Behavior of $f(x) = \sum_{n=1}^x \frac{1}{n}$

Question

I plotted the function

$$f(x) = \sum_{n=1}^x \frac{1}{n}$$

in Wolfram Alpha over $x\in\mathbb{R}$ and it gave me some unexpected behavior for negative $x$. This function is obvious for $x\in\mathbb{N}$. Can anyone explain how Wolfram Alpha is computing this? Is the plot below a numerical artifact or is there some function on $x\in\mathbb{R}$ that agrees with $f(x)$ when $x\in\mathbb{N}$?

https://www.wolframalpha.com/input/?i=plot+sum+1%2Fn+n%3D1+to+x

Answer 1

Extension of the sum from integers to reals uses the Gamma function, which has poles at the negative integers.

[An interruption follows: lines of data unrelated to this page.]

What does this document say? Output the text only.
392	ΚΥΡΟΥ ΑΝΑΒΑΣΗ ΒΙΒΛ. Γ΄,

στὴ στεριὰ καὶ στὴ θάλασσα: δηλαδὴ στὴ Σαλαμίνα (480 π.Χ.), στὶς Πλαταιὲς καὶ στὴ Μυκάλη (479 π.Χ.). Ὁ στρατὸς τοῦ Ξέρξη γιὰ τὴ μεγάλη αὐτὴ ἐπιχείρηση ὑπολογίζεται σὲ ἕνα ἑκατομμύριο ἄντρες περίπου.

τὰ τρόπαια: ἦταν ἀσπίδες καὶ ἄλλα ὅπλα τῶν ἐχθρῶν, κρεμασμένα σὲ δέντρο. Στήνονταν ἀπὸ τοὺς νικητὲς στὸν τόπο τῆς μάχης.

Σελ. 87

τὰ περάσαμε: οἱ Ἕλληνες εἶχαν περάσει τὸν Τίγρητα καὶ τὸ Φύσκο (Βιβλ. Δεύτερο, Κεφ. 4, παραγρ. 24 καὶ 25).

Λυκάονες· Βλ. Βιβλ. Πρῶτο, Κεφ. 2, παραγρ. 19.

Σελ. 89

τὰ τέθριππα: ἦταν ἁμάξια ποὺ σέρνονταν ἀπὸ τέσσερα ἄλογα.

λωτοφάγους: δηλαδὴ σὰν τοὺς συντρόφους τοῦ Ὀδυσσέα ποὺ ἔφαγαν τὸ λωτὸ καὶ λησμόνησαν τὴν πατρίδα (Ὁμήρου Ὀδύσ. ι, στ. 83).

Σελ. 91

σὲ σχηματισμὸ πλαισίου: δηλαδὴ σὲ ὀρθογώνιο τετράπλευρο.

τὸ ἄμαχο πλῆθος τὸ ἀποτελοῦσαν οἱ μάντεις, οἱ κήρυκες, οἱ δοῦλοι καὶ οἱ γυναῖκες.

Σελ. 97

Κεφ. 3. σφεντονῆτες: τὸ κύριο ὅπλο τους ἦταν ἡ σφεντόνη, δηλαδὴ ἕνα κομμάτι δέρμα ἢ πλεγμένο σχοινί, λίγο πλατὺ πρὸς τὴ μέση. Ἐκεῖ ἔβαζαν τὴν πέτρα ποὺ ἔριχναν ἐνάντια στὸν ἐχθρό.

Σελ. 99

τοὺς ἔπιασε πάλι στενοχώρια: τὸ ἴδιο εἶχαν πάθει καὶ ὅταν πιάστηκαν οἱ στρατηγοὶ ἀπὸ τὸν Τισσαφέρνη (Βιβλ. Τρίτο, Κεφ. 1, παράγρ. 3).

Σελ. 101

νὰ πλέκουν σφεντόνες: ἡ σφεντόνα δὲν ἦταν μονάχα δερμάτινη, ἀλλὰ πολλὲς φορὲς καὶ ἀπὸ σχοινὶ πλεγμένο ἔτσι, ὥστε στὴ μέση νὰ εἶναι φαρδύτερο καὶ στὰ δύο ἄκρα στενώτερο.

See the last equation on the page:

http://en.wikipedia.org/wiki/Harmonic_series_%28mathematics%29#Relation_with_Gamma_Function

Answer 2

If you just enter the sum without plotting it, you'll see that Mathematica has produced an analytic closed form for it.

We can consult wikipedia to learn more about the digamma function.

There is surely some uniqueness theorem, although I have no experience with them. I imagine it is something like that is unique analytic closed form for your sum that is both increasing and concave down on the positive reals.